The quest to cure chronic hepatitis B has largely stalled on a fundamental challenge: how to clear infected liver cells without causing dangerous liver damage. Current treatments suppress viral replication but rarely eliminate the infection entirely, leaving patients dependent on lifelong therapy. A new mechanism analysis of the experimental drug bepirovirsen suggests it may solve this dilemma by precisely targeting infected hepatocytes for immune destruction.
Analyzing blood samples from 82 participants in the B-Together trial, researchers tracked molecular changes as patients received bepirovirsen alongside standard nucleoside analogs. The drug activated immune effector pathways within three weeks, followed by increased expression of genes associated with immune cell proliferation and activation by week five. Most significantly, by week eight, blood markers showed elevated liver-specific and apoptotic proteins, indicating systematic hepatocyte death. This cellular destruction correlated strongly with temporary ALT spikes—a marker of liver inflammation—and was most pronounced in patients who achieved viral surface antigen declines.

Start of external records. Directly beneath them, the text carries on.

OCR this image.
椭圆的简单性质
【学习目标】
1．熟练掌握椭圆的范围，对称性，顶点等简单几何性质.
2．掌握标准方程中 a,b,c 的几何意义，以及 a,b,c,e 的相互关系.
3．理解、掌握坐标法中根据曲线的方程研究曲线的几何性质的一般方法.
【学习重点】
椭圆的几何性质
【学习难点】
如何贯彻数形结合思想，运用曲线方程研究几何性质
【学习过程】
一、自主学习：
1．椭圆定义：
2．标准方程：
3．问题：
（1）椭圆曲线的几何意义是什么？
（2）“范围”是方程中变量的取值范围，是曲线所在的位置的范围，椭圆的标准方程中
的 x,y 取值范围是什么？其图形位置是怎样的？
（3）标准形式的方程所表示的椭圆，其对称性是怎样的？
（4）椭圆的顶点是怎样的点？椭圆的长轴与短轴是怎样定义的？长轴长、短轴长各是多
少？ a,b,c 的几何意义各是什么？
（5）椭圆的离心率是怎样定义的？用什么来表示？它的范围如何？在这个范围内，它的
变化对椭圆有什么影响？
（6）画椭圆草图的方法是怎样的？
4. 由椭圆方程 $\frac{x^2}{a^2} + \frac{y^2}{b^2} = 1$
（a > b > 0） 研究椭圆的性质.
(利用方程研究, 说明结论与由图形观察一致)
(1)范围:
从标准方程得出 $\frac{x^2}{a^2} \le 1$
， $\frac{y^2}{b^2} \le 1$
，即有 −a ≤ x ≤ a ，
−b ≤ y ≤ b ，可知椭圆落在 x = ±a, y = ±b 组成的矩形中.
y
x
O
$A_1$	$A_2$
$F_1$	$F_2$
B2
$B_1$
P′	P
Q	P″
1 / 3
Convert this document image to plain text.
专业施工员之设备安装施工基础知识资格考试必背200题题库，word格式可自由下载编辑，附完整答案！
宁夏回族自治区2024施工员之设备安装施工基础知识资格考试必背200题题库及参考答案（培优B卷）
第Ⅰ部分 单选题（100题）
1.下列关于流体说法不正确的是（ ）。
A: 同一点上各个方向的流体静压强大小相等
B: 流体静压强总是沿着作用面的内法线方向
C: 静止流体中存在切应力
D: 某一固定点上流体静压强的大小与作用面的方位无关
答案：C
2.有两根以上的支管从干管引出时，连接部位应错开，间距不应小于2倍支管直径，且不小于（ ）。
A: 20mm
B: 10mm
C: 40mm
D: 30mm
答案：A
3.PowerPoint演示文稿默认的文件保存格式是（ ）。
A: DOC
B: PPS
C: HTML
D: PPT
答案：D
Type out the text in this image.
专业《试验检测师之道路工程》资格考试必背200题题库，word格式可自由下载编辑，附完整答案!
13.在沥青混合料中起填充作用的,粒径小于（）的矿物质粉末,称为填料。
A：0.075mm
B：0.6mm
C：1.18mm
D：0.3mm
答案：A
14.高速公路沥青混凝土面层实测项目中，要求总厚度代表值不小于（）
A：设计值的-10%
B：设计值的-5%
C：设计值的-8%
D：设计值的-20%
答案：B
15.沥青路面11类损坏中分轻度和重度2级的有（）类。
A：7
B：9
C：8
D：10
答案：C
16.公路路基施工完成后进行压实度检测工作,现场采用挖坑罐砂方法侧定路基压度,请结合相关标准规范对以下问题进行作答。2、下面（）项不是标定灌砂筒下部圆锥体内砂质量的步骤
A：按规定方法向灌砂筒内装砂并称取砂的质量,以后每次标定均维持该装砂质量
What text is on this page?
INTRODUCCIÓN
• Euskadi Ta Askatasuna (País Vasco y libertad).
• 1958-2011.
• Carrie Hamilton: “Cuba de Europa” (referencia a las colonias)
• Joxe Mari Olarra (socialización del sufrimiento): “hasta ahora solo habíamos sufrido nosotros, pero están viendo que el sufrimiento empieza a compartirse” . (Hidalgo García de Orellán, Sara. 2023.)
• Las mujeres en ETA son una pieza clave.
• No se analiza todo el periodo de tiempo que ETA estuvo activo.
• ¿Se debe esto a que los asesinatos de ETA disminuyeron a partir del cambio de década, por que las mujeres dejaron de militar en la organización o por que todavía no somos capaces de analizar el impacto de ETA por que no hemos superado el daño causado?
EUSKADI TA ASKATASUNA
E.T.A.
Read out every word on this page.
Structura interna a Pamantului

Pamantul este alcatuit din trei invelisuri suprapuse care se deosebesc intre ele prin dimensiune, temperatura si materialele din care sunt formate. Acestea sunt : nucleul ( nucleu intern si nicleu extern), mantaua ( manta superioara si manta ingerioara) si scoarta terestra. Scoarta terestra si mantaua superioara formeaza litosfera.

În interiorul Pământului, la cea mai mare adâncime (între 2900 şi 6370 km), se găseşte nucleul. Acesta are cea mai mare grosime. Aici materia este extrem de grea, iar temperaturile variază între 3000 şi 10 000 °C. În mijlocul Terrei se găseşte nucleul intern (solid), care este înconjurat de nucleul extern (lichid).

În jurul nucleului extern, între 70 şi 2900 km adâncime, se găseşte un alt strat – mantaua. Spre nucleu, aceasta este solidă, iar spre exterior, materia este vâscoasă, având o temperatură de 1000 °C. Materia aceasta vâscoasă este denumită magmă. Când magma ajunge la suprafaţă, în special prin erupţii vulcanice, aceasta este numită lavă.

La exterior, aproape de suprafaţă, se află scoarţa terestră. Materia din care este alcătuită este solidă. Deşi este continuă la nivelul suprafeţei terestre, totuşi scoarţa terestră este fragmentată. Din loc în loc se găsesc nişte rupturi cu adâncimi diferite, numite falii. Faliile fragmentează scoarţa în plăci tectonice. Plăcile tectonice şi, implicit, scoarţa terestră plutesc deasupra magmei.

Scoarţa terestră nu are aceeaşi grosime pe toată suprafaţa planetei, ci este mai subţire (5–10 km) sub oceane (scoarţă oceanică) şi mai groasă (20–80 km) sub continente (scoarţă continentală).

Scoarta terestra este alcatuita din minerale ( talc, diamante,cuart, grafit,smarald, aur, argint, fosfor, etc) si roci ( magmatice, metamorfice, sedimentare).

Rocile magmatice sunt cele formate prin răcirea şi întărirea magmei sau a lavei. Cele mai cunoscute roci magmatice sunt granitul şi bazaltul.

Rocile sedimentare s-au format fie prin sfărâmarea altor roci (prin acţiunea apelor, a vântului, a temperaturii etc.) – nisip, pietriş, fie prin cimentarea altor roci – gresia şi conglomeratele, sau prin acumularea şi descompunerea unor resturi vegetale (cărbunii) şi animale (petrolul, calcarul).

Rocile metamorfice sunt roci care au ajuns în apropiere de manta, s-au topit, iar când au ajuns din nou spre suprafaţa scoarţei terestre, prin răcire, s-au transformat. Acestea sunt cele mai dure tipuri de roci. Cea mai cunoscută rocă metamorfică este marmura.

This represents a potentially paradigm-shifting approach to hepatitis B cure. Unlike current antivirals that merely suppress replication, bepirovirsen appears to orchestrate targeted immune clearance of infected cells—the holy grail of functional cure strategies. The transient ALT elevations, initially concerning as potential liver toxicity, now appear to be therapeutic signals of infected cell elimination. However, the narrow therapeutic window between effective clearance and harmful liver damage remains the critical safety question. With over 290 million people chronically infected worldwide, confirming this mechanism could transform hepatitis B from a lifelong condition into a curable infection.